The fact that the women neither knew of nor consented to the drug screens made this case different from the other cases in which the Court had applied the special needs doctrine. In Skinner v. Railway Labor Executives Association, National Treasury Employees Union v. Von Raab, and Vernonia School District 47J v. Acton, the Court had sustained drug testing under the special needs doctrine in light of the subjects' consent; in Chandler v. Miller, the Court had struck down drug testing under the special needs doctrine despite the subjects' consent. In all four of those cases, the fact that the subjects consented lessened the invasion on the subjects' privacy.

In this case, by contrast, the extent of the invasion on the women's privacy was far greater. "The reasonable expectation of privacy enjoyed by the typical patient undergoing diagnostic tests in a hospital is that the results of those tests will not be shared with nonmedical personnel without her consent." By turning over the results of these medical tests to the police without the women's consent, MUSC violated this reasonable expectation of privacy. In this case, unless the special needs doctrine applied, this intrusion upon the women's expectation of privacy would amount to a violation of the Fourth Amendment.

The Court did not simply take the city and the hospital at their word that their motivations were beneficent; rather, the Court examined all the evidence available to determine whether the special needs advanced were divorced from the generalized interest in law enforcement. For example, in Railway Executives, the need to discover the cause of railway accidents justified the drug testing, and in Acton it was the need to promote a drug-free school environment. In this case, however, the very reason for the policy was to use the threat of arrest to motivate the women to abstain from using cocaine. This fact was evident from the fact that police and prosecutors assisted the hospital staff in developing specimen collection and chain-of-custody procedures, the nature of possible criminal charges to which the patients would be subject, and how the police would be notified and the arrests would be accomplished. "While the ultimate goal of the program may well have been to get the women in question into substance abuse treatment and off of drugs, the immediate objective of the searches was to generate evidence for law enforcement purposes in order to reach that goal." Because the MUSC plan used the threat of arrest as the means to accomplish its overall goal of inducing pregnant women to abstain from using cocaine, "this case simply does not fit within the closely guarded category of 'special needs.'" The mere fact that the hospital may have had benevolent motives cannot justify departing from the protections of the Fourth Amendment, especially in light of the heavy involvement of law enforcement with the hospital's program.

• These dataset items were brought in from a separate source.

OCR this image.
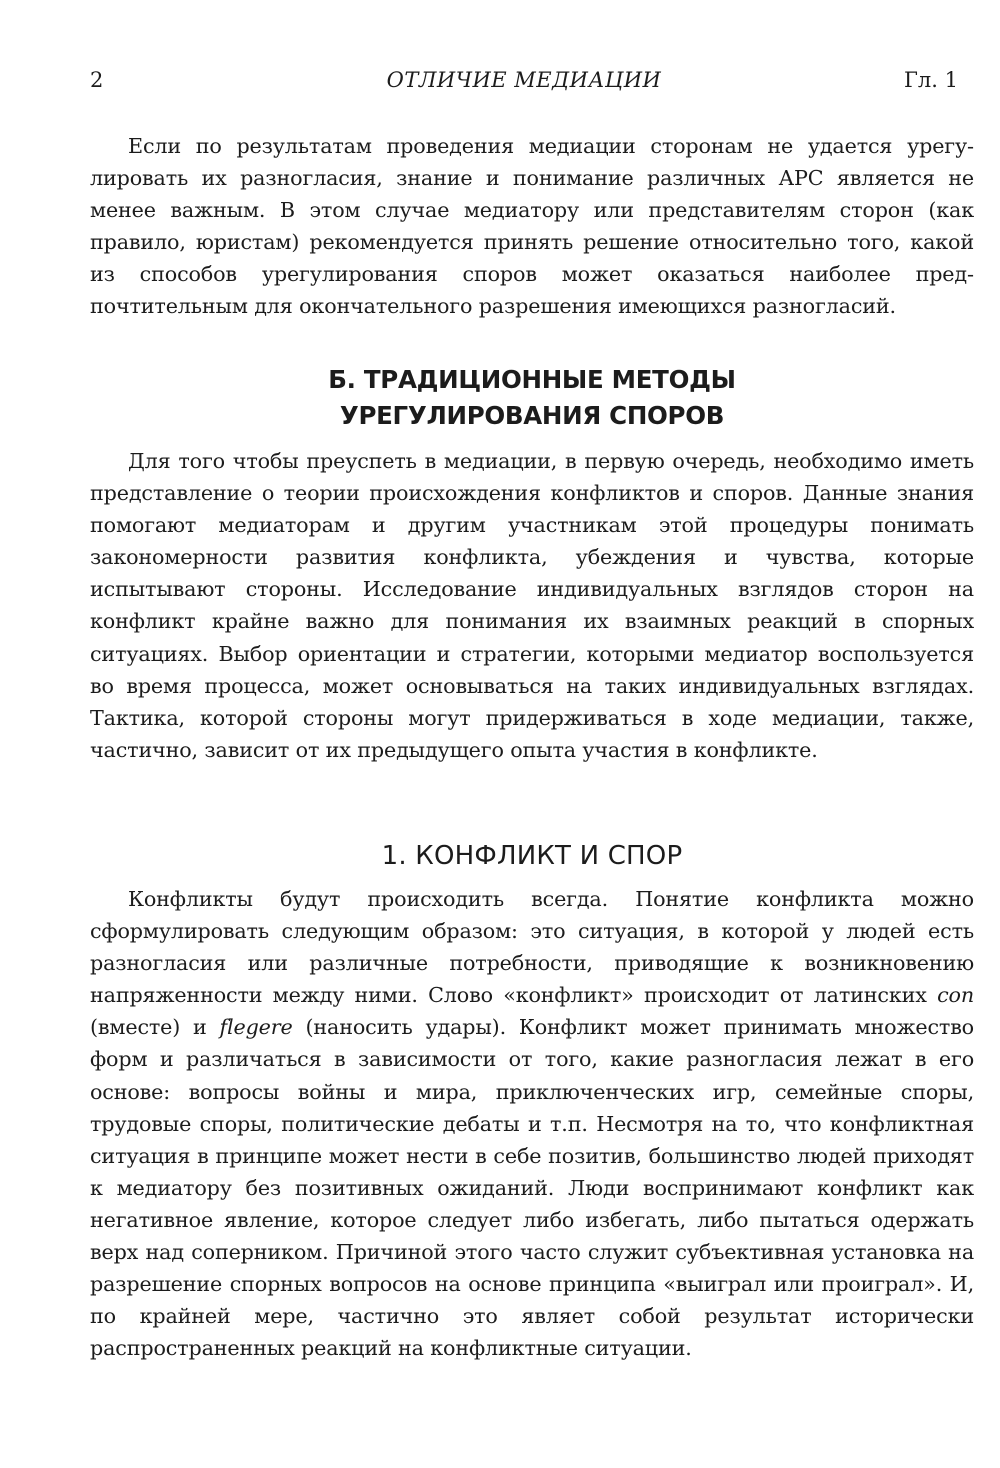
2	ОТЛИЧИЕ МЕДИАЦИИ	Гл. 1

Если по результатам проведения медиации сторонам не удается урегулировать их разногласия, знание и понимание различных АРС является не менее важным. В этом случае медиатору или представителям сторон (как правило, юристам) рекомендуется принять решение относительно того, какой из способов урегулирования споров может оказаться наиболее предпочтительным для окончательного разрешения имеющихся разногласий.

Б. ТРАДИЦИОННЫЕ МЕТОДЫ
УРЕГУЛИРОВАНИЯ СПОРОВ

Для того чтобы преуспеть в медиации, в первую очередь, необходимо иметь представление о теории происхождения конфликтов и споров. Данные знания помогают медиаторам и другим участникам этой процедуры понимать закономерности развития конфликта, убеждения и чувства, которые испытывают стороны. Исследование индивидуальных взглядов сторон на конфликт крайне важно для понимания их взаимных реакций в спорных ситуациях. Выбор ориентации и стратегии, которыми медиатор воспользуется во время процесса, может основываться на таких индивидуальных взглядах. Тактика, которой стороны могут придерживаться в ходе медиации, также, частично, зависит от их предыдущего опыта участия в конфликте.

1. КОНФЛИКТ И СПОР

Конфликты будут происходить всегда. Понятие конфликта можно сформулировать следующим образом: это ситуация, в которой у людей есть разногласия или различные потребности, приводящие к возникновению напряженности между ними. Слово «конфликт» происходит от латинских con (вместе) и flegere (наносить удары). Конфликт может принимать множество форм и различаться в зависимости от того, какие разногласия лежат в его основе: вопросы войны и мира, приключенческих игр, семейные споры, трудовые споры, политические дебаты и т.п. Несмотря на то, что конфликтная ситуация в принципе может нести в себе позитив, большинство людей приходят к медиатору без позитивных ожиданий. Люди воспринимают конфликт как негативное явление, которое следует либо избегать, либо пытаться одержать верх над соперником. Причиной этого часто служит субъективная установка на разрешение спорных вопросов на основе принципа «выиграл или проиграл». И, по крайней мере, частично это являет собой результат исторически распространенных реакций на конфликтные ситуации.
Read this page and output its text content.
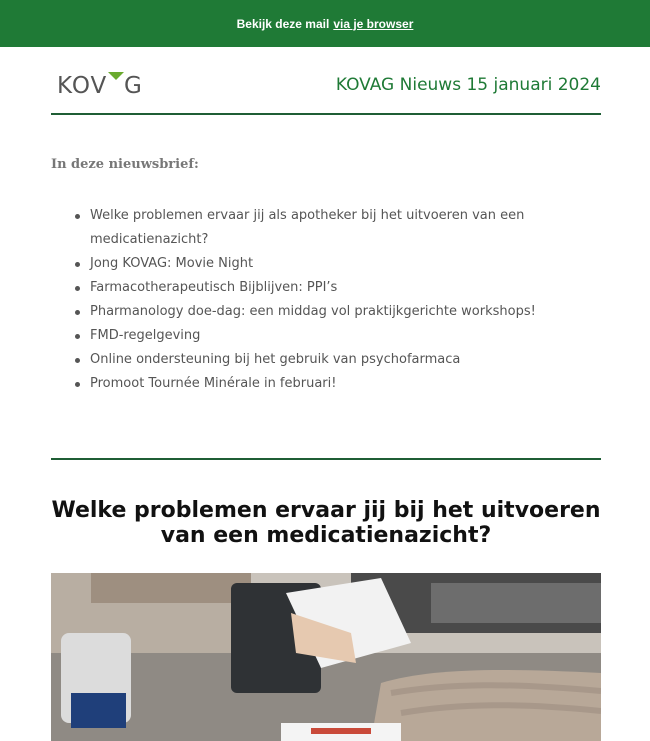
Bekijk deze mail via je browser
KOV G	KOVAG Nieuws 15 januari 2024
In deze nieuwsbrief:
Welke problemen ervaar jij als apotheker bij het uitvoeren van een medicatienazicht?
Jong KOVAG: Movie Night
Farmacotherapeutisch Bijblijven: PPI’s
Pharmanology doe-dag: een middag vol praktijkgerichte workshops!
FMD-regelgeving
Online ondersteuning bij het gebruik van psychofarmaca
Promoot Tournée Minérale in februari!
Welke problemen ervaar jij bij het uitvoeren van een medicatienazicht?
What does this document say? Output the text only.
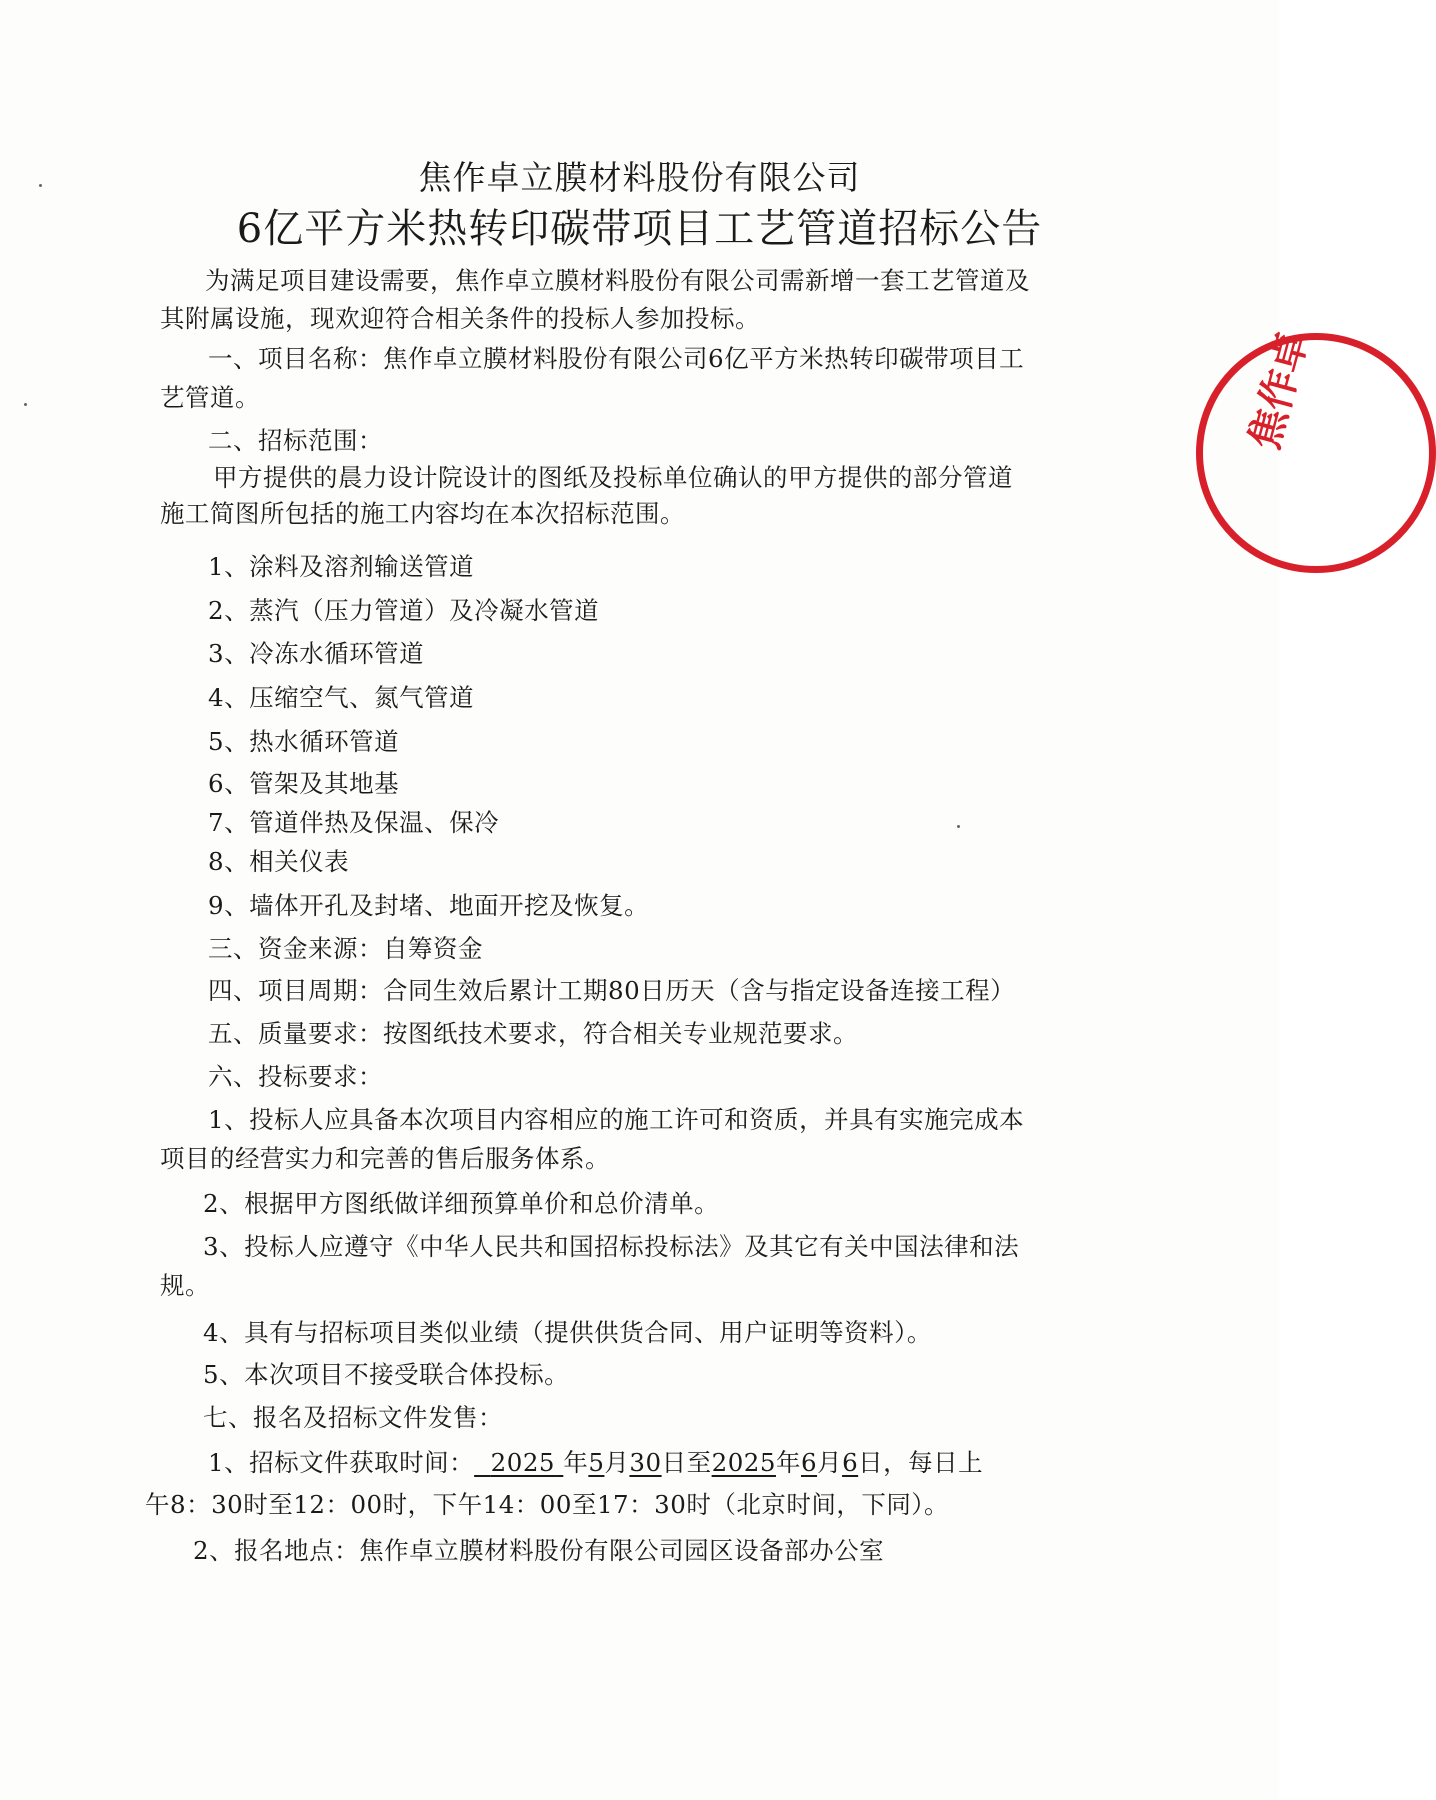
焦作卓立膜材料股份有限公司
6亿平方米热转印碳带项目工艺管道招标公告
为满足项目建设需要，焦作卓立膜材料股份有限公司需新增一套工艺管道及
其附属设施，现欢迎符合相关条件的投标人参加投标。
一、项目名称：焦作卓立膜材料股份有限公司6亿平方米热转印碳带项目工
艺管道。
二、招标范围：
甲方提供的晨力设计院设计的图纸及投标单位确认的甲方提供的部分管道
施工简图所包括的施工内容均在本次招标范围。
1、涂料及溶剂输送管道
2、蒸汽（压力管道）及冷凝水管道
3、冷冻水循环管道
4、压缩空气、氮气管道
5、热水循环管道
6、管架及其地基
7、管道伴热及保温、保冷
8、相关仪表
9、墙体开孔及封堵、地面开挖及恢复。
三、资金来源：自筹资金
四、项目周期：合同生效后累计工期80日历天（含与指定设备连接工程）
五、质量要求：按图纸技术要求，符合相关专业规范要求。
六、投标要求：
1、投标人应具备本次项目内容相应的施工许可和资质，并具有实施完成本
项目的经营实力和完善的售后服务体系。
2、根据甲方图纸做详细预算单价和总价清单。
3、投标人应遵守《中华人民共和国招标投标法》及其它有关中国法律和法
规。
4、具有与招标项目类似业绩（提供供货合同、用户证明等资料）。
5、本次项目不接受联合体投标。
七、报名及招标文件发售：
1、招标文件获取时间： 2025 年5月30日至2025年6月6日，每日上
午8：30时至12：00时，下午14：00至17：30时（北京时间，下同）。
2、报名地点：焦作卓立膜材料股份有限公司园区设备部办公室
焦作卓
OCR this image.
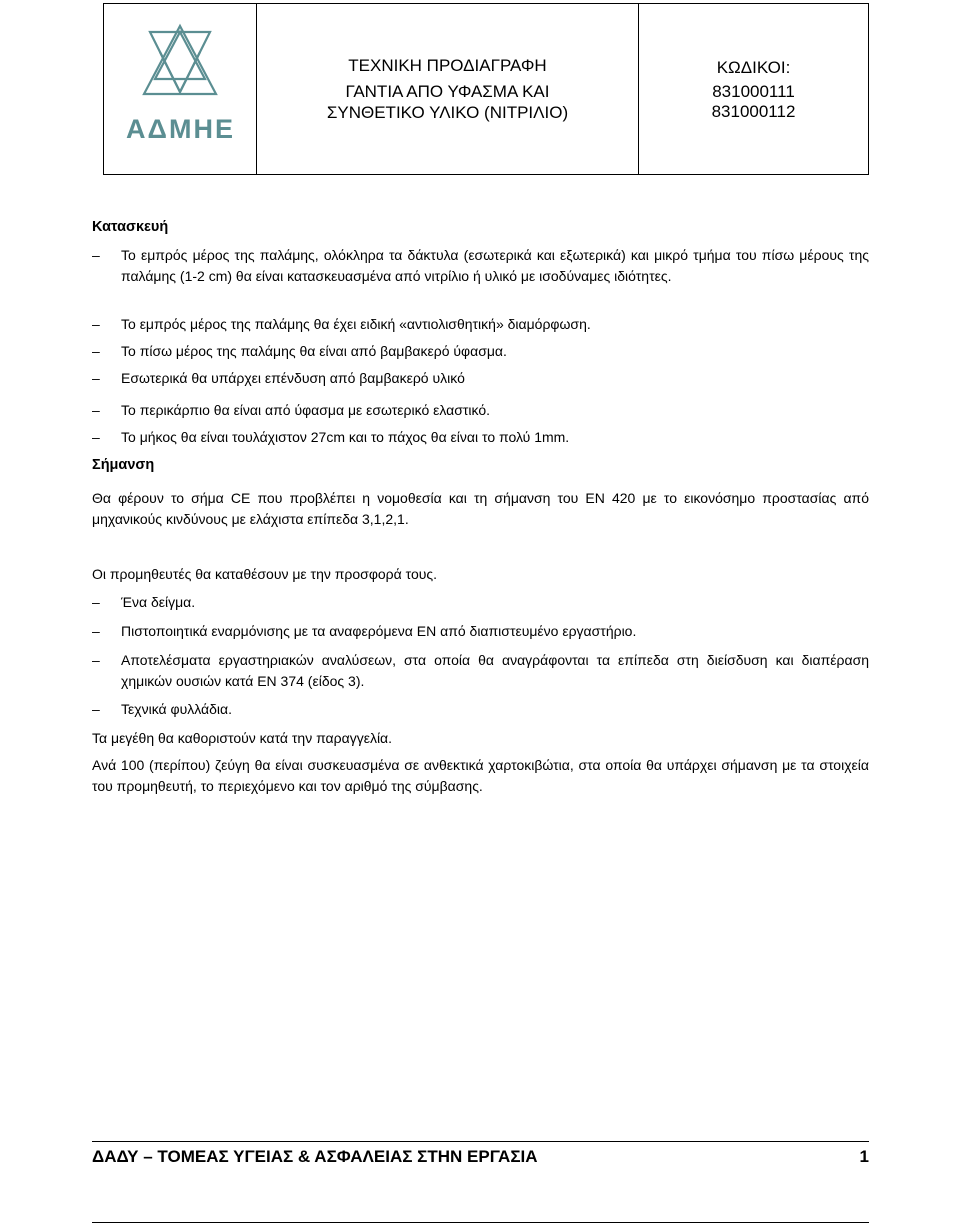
ΑΔΜΗΕ
ΤΕΧΝΙΚΗ ΠΡΟΔΙΑΓΡΑΦΗ
ΓΑΝΤΙΑ ΑΠΟ ΥΦΑΣΜΑ ΚΑΙ ΣΥΝΘΕΤΙΚΟ ΥΛΙΚΟ (ΝΙΤΡΙΛΙΟ)
ΚΩΔΙΚΟΙ:
831000111
831000112
Κατασκευή
– Το εμπρός μέρος της παλάμης, ολόκληρα τα δάκτυλα (εσωτερικά και εξωτερικά) και μικρό τμήμα του πίσω μέρους της παλάμης (1-2 cm) θα είναι κατασκευασμένα από νιτρίλιο ή υλικό με ισοδύναμες ιδιότητες.
– Το εμπρός μέρος της παλάμης θα έχει ειδική «αντιολισθητική» διαμόρφωση.
– Το πίσω μέρος της παλάμης θα είναι από βαμβακερό ύφασμα.
– Εσωτερικά θα υπάρχει επένδυση από βαμβακερό υλικό
– Το περικάρπιο θα είναι από ύφασμα με εσωτερικό ελαστικό.
– Το μήκος θα είναι τουλάχιστον 27cm και το πάχος θα είναι το πολύ 1mm.
Σήμανση
Θα φέρουν το σήμα CE που προβλέπει η νομοθεσία και τη σήμανση του EN 420 με το εικονόσημο προστασίας από μηχανικούς κινδύνους με ελάχιστα επίπεδα 3,1,2,1.
Οι προμηθευτές θα καταθέσουν με την προσφορά τους.
– Ένα δείγμα.
– Πιστοποιητικά εναρμόνισης με τα αναφερόμενα EN από διαπιστευμένο εργαστήριο.
– Αποτελέσματα εργαστηριακών αναλύσεων, στα οποία θα αναγράφονται τα επίπεδα στη διείσδυση και διαπέραση χημικών ουσιών κατά EN 374 (είδος 3).
– Τεχνικά φυλλάδια.
Τα μεγέθη θα καθοριστούν κατά την παραγγελία.
Ανά 100 (περίπου) ζεύγη θα είναι συσκευασμένα σε ανθεκτικά χαρτοκιβώτια, στα οποία θα υπάρχει σήμανση με τα στοιχεία του προμηθευτή, το περιεχόμενο και τον αριθμό της σύμβασης.
ΔΑΔΥ – ΤΟΜΕΑΣ ΥΓΕΙΑΣ & ΑΣΦΑΛΕΙΑΣ ΣΤΗΝ ΕΡΓΑΣΙΑ	1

Associate Justice Anthony Kennedy pointed out that all searches, by definition, would uncover evidence of crime, and this says nothing about the "special needs" the search might serve. In this case, however, Kennedy agreed that "while the policy may well have served legitimate needs unrelated to law enforcement, it had as well a penal character with a far greater connection to law enforcement than other searches sustained under our special needs rationale."

==Dissenting opinion==
Associate Justice Antonin Scalia reasoned that there was no "search" in this case because the hospital did not take the urine from the women without their consent. Urine, a waste product, would ordinarily be abandoned by the person who produces it; anyone who came across it would be free to do with it what they will, just as with garbage found on the sidewalk. There is no "search" in the case of garbage left on the sidewalk because its (former) owner no longer expresses any interest in keeping it private. For a similar reason, there is no "search" involved in performing a urine screen because the women voluntarily provided it to the hospital—and even if they had not, the women would have freely abandoned it anyway.

Scalia also reasoned that even if the women had been coerced into providing the urine samples, it was not the government that coerced them. This was so, Scalia reasoned, even if these women had to provide the samples as a precondition of receiving their prenatal medical care.